So tomorrow, the U.S. Department of the Treasury is coming out with a new thing that you can buy. Instead of just printing all the money themselves, they’ve decided that they’ll sell smaller “mini-mints” to private individuals. This sounds like a great deal, right? I mean, it’s literally your own money printer.
Here’s the fine print: the up-front cost is a million bucks. And the machine can only print denominations of US currency that are currently in circulation, which means the largest single bill you can print is a Franklin – $100. Oh, and the machine can only print one bill per day.
It’s a great deal! …isn’t it?
Well, assuming you had a million dollars liquid to buy one, you’ll have made your money back in just under twenty-seven and a half years. After that, though, you’re totally just making free money! That is, if you completely ignore the opportunity cost of tying a million bucks up in this silly machine for almost three decades.
Okay, but let’s say you don’t have a million bucks, but you still want this machine. No problem, says the treasury! You can finance it! And heck, this is the US Treasury, not some private lender, so they’ll keep the interest rates low and they won’t do any sort of background check – anyone who wants a money printer can borrow the money to buy one.

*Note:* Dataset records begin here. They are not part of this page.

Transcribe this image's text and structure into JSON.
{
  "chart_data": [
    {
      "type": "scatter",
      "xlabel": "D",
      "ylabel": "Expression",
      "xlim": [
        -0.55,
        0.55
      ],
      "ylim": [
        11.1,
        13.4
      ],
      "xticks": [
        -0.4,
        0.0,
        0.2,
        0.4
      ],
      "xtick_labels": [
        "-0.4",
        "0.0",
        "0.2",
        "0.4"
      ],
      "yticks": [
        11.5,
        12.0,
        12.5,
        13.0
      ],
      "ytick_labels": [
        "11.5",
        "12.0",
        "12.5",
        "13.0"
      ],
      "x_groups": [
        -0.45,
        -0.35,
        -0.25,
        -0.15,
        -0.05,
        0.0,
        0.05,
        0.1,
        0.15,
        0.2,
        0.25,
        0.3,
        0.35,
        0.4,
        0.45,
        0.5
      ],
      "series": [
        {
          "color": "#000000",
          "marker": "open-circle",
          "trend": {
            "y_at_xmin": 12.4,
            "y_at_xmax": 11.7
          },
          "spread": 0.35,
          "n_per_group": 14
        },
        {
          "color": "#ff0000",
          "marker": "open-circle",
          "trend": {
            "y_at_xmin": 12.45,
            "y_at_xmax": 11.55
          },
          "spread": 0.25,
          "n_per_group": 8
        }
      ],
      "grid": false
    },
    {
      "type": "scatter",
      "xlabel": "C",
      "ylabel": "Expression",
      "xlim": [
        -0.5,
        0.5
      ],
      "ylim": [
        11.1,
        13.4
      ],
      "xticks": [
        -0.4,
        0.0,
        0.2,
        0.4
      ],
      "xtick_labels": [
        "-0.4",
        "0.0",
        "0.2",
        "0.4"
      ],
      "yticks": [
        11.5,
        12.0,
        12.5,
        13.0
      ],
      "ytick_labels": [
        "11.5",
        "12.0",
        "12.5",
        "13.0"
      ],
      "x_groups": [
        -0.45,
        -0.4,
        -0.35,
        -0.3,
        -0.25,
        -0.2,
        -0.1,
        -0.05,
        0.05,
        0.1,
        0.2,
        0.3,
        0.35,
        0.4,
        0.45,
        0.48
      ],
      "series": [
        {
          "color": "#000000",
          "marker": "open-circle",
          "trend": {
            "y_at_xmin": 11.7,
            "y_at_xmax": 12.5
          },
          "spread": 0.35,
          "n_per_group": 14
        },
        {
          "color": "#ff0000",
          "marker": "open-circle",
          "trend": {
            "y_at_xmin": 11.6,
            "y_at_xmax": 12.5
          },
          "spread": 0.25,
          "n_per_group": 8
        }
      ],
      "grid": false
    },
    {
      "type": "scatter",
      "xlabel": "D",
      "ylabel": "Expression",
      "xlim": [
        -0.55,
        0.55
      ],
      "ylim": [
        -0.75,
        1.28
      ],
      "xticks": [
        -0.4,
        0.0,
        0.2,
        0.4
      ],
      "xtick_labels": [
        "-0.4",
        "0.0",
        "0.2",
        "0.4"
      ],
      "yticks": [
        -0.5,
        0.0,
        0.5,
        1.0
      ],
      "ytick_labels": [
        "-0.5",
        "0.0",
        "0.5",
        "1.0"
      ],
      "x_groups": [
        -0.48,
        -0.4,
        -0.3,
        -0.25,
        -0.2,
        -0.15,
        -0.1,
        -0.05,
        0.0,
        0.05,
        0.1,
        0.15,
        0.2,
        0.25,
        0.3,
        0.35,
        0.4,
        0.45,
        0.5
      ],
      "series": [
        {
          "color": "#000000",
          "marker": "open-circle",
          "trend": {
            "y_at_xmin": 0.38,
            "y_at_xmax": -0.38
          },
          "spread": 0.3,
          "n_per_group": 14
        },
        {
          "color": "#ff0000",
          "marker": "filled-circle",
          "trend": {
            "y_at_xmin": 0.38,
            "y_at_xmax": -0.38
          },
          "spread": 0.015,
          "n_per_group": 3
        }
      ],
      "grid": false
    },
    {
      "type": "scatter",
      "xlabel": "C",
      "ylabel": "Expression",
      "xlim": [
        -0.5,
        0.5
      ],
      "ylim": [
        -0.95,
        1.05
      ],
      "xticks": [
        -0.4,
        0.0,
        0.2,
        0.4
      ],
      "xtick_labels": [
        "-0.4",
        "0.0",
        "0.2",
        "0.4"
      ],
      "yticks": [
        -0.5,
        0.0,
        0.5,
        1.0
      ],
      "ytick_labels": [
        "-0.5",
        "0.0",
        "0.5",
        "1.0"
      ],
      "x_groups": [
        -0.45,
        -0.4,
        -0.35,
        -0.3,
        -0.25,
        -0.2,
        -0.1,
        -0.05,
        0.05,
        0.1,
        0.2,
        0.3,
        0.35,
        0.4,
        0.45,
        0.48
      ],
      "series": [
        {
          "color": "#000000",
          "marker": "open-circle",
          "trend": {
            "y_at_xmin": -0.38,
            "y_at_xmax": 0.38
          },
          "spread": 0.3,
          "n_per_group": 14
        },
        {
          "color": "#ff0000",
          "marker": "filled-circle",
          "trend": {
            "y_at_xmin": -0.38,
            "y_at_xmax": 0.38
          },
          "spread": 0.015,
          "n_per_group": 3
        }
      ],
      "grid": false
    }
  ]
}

But “low” interest doesn’t mean “no” interest, so there’s still a little overhead to pay now. And the machine can still only print a max of $100 per day. So borrowing to get one of these machines is an even worse deal than buying one outright, it would seem.
And of course, that even assumes that everyone uses the machine to its maximum capacity! But it turns out, that might be difficult. The machines still need ink and paper, and there isn’t always enough for every machine, so sometimes the machines are idle. Sometimes people choose to print $50 bills or even $1 bills with them, just because they like those better. Sometimes people just don’t print bills! Even though the machine is relatively simple to use, it isn’t automatic – each day you want to print a bill you still have to type in what you want and hit “print,” and some people just don’t do it. Some people pay for a machine and never even bother to go pick it up and plug it in, believe it or not. Some machines are defective or outright broken when they’re bought – but there is no customer service and no refunds, so those people are just out of luck.
So here’s what happens. A whole lot of people want these machines, because the fine print is lost on them and all they hear is “money printer.” Most people that buy them borrow for them. And so most people who have them are not only in a ton of debt, but they’re in debt that they probably aren’t going to be able to pay off.
It’s fine to be compassionate to those people! You should always be compassionate. But if someone were to suggest that the collective debt of these money-printer-owners is a “crisis,” then the very first thing that should be discussed is how irresponsible and predatory it was for the US Treasury to sell these machines in the first place.
Because here’s the thing: if there is enough debt over a single asset to be called a “crisis,” then by definition that asset is a terrible investment and it should stop being bought. If apples sell for ten cents apiece but apple trees cost two hundred thousand dollars, then apple trees would be a terrible investment. You could still buy an apple tree because you liked it, but then we’re talking about consumption goods and not investments, and you can’t make the same arguments about debt.
Let me just beat this (by now, hopefully obvious) analogy to death a tiny bit more:
When you propose that the US Treasury stop selling money printers, there will absolutely be someone who claims “What a monster you are! People need money! If we stop selling money printers, how will they get money?!” (Very likely this person works for the US Treasury’s money-printer division and is doing very well.) The argument will catch on among certain people. They’re pulling a bait-and-switch, swapping out one vehicle for accomplishing something for the thing itself.
People generally need money, sure. That’s not the same as saying that they need to buy money-printers for a million (borrowed) bucks. Some things stick around for a long time, but that doesn’t mean they’re good.